Reader Submission: A Mysterious Call

aviation museum

Kansas Aviation Museum

“I am the director of the Kansas Aviation Museum which is housed in the historic Wichita Air Terminal, constructed between 1929 and 1933. I had worked as manager on duty for a wedding reception one Saturday night. The last guest departed at about 2 a.m. I turned out all the lights, locked up, and got in my vehicle to head home.

I had gone about half a mile when my cell phone rang. It was the museum fax number. Now, I was the last person out of the museum, and I had been gone not more than two minutes. Who could have gone into the museum in that amount of time and then why would they call me from our fax line? These were the questions that ran through my mind as I swung my car around and headed back to the museum.

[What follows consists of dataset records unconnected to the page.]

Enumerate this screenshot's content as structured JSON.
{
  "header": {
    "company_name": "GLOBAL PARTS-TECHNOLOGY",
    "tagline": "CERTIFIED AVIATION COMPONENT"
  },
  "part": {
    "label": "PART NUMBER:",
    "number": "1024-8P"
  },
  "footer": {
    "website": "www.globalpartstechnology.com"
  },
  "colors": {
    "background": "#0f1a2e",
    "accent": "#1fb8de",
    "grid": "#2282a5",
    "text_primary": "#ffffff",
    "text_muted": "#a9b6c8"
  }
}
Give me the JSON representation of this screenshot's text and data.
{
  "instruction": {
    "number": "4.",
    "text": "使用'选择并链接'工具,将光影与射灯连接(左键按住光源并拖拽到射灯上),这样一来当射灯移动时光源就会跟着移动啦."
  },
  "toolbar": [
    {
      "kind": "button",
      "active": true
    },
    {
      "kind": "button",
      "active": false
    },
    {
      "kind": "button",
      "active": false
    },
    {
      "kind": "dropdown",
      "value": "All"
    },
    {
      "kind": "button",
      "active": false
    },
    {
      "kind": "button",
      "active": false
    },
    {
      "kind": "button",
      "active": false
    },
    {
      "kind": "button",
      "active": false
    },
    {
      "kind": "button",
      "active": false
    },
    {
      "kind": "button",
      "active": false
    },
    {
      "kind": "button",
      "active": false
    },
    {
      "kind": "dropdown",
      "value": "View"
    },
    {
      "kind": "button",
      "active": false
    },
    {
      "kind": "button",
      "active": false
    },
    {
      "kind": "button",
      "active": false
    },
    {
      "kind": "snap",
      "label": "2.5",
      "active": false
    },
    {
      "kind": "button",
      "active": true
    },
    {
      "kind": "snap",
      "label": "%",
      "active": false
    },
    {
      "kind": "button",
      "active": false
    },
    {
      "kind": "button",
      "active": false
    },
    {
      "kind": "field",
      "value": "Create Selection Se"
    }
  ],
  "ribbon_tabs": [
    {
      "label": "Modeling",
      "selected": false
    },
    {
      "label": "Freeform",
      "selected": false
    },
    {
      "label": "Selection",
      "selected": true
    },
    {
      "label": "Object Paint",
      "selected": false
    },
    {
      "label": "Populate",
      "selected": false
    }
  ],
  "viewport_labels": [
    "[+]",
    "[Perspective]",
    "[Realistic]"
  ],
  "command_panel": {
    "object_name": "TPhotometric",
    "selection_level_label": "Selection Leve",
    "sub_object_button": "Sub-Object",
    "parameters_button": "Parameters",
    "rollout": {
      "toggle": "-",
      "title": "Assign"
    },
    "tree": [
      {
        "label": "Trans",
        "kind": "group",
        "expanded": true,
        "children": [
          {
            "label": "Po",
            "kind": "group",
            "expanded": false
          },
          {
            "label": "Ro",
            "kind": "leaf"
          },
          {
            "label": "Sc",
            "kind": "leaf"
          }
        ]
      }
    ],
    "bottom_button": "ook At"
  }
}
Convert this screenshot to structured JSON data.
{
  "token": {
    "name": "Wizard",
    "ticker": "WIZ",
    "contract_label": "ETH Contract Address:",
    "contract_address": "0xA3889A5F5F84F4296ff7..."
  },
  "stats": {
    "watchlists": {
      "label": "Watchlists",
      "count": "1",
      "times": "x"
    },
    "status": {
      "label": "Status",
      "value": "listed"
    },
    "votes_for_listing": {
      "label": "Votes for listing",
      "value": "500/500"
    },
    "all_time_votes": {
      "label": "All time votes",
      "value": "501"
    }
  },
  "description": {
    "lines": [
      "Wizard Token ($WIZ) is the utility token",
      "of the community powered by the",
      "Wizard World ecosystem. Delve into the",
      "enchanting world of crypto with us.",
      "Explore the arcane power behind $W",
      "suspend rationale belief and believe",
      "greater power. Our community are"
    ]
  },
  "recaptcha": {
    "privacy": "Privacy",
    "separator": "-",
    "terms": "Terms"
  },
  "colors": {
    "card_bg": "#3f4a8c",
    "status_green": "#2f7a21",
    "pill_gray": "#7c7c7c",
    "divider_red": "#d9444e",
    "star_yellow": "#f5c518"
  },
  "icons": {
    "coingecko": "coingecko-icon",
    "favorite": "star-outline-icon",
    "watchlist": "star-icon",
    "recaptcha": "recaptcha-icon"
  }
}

As I approached, the gate was closed. I opened it remotely from my car and headed toward the building. No cars appeared to be anywhere inside that gate. I exited my vehicle and tried the door. Locked. I entered the building. No one in sight. I opened the office door. Again, no one. I turned off the alarm and approached the fax machine. When I picked up the receiver, there was no dial tone. I then pulled out the cabinet to find that the wire leading to the jack was not plugged into the wall.

In other words, I had received a call on my cell phone from an empty office and a fax machine that was not plugged into the outlet from which it would have received a dial tone. I quietly exited the building and went home.

There are many more incidents like this that I could share about my six years at the Kansas Aviation Museum.”